95(5) If a public utility franchise is not renewed, a expiration of municipal corporation may, with the approval of the franchise Minister, purchase any or all of the rights under the franchise and any or all property used in connection with the franchise on terms agreed upon by the parties or, failing agreement, on terms determined by a sole arbitrator under the Arbitration Act.

When the Franchise Agreement expired November 30, 2016, Hay River and NUL could not agree on terms and they undertook arbitration.  The arbitrator issued a partial final award on February 16, 2018 (“Award”).  Dissatisfied with the result, NUL appealed.

The Franchise Agreement allowed for appeals on questions of law, mixed fact and law and fact.  Despite the availability of an appeal on a question of law, Mahar J. determined that the applicable standard of review was reasonableness. “While this does away with the need for the appealing party to establish threshold jurisdiction by way of a leave application, I can see no way in which it shifts the standard of review from reasonableness to correctness.” 

Mahar J.’s  and the submissions of the parties were implicit as the reasons also do not refer to or discuss the court’s or the parties’ application of NWT’s Arbitration Act, RSNWT 1988, c A-5 or cases such as Sattva Capital Corp. v. Creston Moly Corp., [2014] 2 SCR 633, 2014 SCC 53 or Teal Cedar Products Ltd. v. British Columbia, [2017] 1 SCR 688, 2017 SCC 32. The reasons (i) provide no authority to support setting aside a standard of correctness for an appeal on a question of law and (ii) omit to qualify the grounds of appeal as questions of law, questions of mixed fact and law or questions of fact. 

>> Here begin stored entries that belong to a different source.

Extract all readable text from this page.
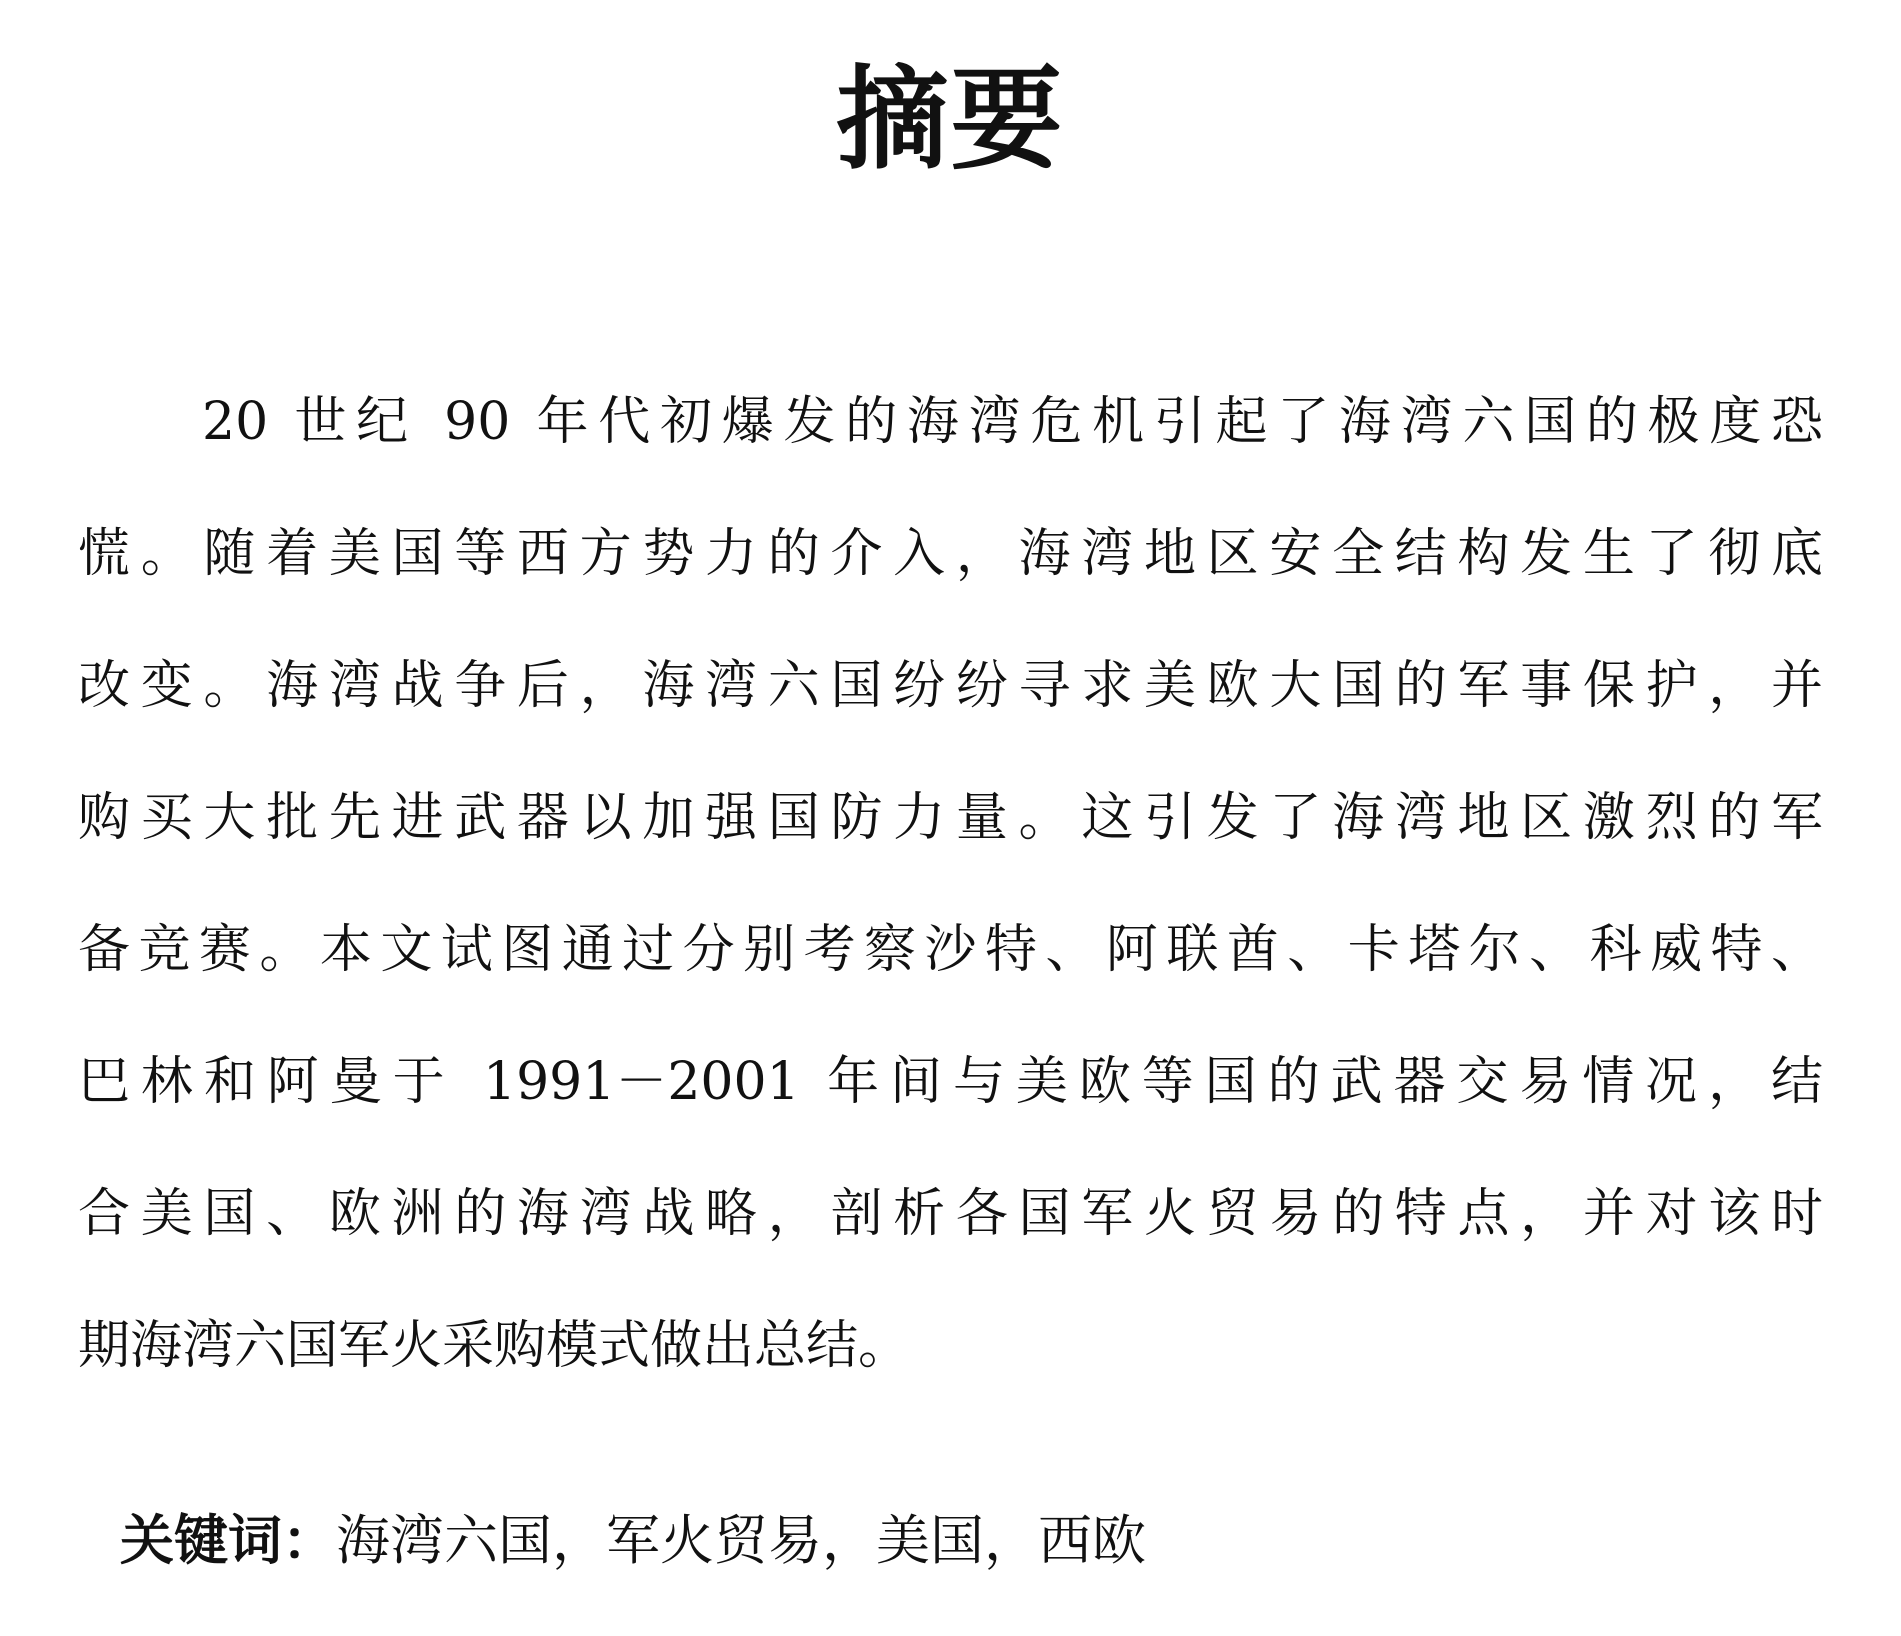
摘要
20 世纪 90 年代初爆发的海湾危机引起了海湾六国的极度恐
慌。随着美国等西方势力的介入，海湾地区安全结构发生了彻底
改变。海湾战争后，海湾六国纷纷寻求美欧大国的军事保护，并
购买大批先进武器以加强国防力量。这引发了海湾地区激烈的军
备竞赛。本文试图通过分别考察沙特、阿联酋、卡塔尔、科威特、
巴林和阿曼于 1991－2001 年间与美欧等国的武器交易情况，结
合美国、欧洲的海湾战略，剖析各国军火贸易的特点，并对该时
期海湾六国军火采购模式做出总结。
关键词：海湾六国，军火贸易，美国，西欧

Whether Mahar J. applied the appropriate standard of review did not, in the result, affect the outcome as Mahar J. stated seven (7) times, at paras 12, 14, 18, 20, 22, 25 and 26, that the arbitrator’s analyses were correct.  Even if the issues raised questions of law, Mahar J. expressly stated that the arbitrator’s analyses on the issues were both reasonable and correct.

[12] On this issue, the decision by the Arbitrator to determine a value for the franchise assets that was fair to both parties, was not only reasonable and absent legal error, it was entirely correct.

[14] The Arbitrator did not fail to consider the rights of the buyer, mischaracterize the sale or improperly apply a valuation methodology.  On this issue the decision is both reasonable and correct.

[18] I find the Arbitrator’s analysis on this issue both reasonable and correct.

[20] I find the Arbitrator’s analysis on this issue both reasonable and correct.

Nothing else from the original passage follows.